Рассказав друг другу, где и как они провели летние месяцы, они умолкают. Кира, пережёвывая ролл и блуждая взглядом от столика к столику, подумывает, не поведать ли своей подруге о наметившемся романе с массажистом, но решает, что делать этого всё-таки не стоит – она и так слишком часто хвастается своим успехом у мужчин, и, к тому же, сейчас ей не хочется вызывать у Лены зависть – Кире так необходимо ощущение, что есть кто-то, с кем они по-настоящему близки, а в этом городе у неё осталось не так уж и много таких знакомых – с большинством она не может позволить себе быть полностью открытой. Подходит официант и спрашивает, будут ли они заказывать что-то ещё или можно выписывать счёт.

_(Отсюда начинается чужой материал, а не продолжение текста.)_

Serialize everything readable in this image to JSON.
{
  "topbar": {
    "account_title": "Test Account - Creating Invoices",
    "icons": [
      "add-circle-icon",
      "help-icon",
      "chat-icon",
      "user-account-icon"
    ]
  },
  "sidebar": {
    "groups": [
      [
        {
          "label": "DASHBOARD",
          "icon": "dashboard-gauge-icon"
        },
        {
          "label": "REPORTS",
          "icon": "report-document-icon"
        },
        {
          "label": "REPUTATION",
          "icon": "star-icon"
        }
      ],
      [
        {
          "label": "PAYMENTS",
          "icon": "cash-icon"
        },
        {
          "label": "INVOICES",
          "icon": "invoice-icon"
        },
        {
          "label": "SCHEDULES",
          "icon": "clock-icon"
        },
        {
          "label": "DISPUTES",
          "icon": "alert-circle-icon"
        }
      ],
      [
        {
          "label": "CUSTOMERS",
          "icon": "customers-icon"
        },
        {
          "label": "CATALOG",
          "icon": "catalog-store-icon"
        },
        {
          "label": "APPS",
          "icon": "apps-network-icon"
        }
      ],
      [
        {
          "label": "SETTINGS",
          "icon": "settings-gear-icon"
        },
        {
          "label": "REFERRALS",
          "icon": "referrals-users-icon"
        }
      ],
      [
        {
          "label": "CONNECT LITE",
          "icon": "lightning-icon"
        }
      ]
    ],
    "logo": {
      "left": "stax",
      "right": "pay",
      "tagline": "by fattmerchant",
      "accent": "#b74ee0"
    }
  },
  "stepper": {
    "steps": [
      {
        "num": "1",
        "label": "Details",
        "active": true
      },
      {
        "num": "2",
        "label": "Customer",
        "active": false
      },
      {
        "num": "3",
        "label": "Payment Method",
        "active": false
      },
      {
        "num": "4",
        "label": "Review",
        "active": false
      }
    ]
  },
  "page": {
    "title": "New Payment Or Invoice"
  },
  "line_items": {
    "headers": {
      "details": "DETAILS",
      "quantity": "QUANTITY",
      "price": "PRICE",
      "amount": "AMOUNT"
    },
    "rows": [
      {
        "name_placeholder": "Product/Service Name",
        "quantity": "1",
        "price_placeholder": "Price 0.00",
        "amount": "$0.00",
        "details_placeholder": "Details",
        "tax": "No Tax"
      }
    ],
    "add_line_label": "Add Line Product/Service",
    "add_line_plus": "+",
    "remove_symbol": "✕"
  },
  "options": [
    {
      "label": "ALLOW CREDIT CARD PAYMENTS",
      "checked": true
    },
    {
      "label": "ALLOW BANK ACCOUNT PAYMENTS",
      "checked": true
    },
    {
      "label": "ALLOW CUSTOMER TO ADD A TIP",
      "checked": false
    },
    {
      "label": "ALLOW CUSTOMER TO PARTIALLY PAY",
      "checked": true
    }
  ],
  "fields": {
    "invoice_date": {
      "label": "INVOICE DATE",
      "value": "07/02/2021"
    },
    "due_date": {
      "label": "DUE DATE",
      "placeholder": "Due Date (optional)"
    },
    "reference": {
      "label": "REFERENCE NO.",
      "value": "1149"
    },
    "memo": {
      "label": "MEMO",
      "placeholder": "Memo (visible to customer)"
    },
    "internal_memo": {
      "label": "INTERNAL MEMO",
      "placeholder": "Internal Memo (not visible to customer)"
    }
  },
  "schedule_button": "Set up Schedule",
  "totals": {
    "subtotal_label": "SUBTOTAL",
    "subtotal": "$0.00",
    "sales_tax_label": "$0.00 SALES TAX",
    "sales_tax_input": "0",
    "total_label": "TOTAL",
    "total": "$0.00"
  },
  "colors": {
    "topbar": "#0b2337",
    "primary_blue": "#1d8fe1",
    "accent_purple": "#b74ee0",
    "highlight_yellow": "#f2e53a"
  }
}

Исчерпав ничего не значащие темы на полпути к подземной стоянке, Кира, наконец, рискует заговорить о главном:

- Ну так как, ты решилась? Пойдёшь со мной вечером? – в её звонком голосе одновременно звучит вызов и насмешка, хотя она и старалась задать вопрос предельно будничным тоном, и Лена понимает, что уже не хочет и не может отказаться – опустив глаза, она слегка кивает. Едва заметный, нежный румянец выступает у неё на лице. Кира готова расцеловать её – она так рада, что Лена составит ей компанию, что она поборола свой страх. – Хорошо. Ты же знаешь, это лучший способ… Взглянуть по-новому на себя, порвать с прошлым.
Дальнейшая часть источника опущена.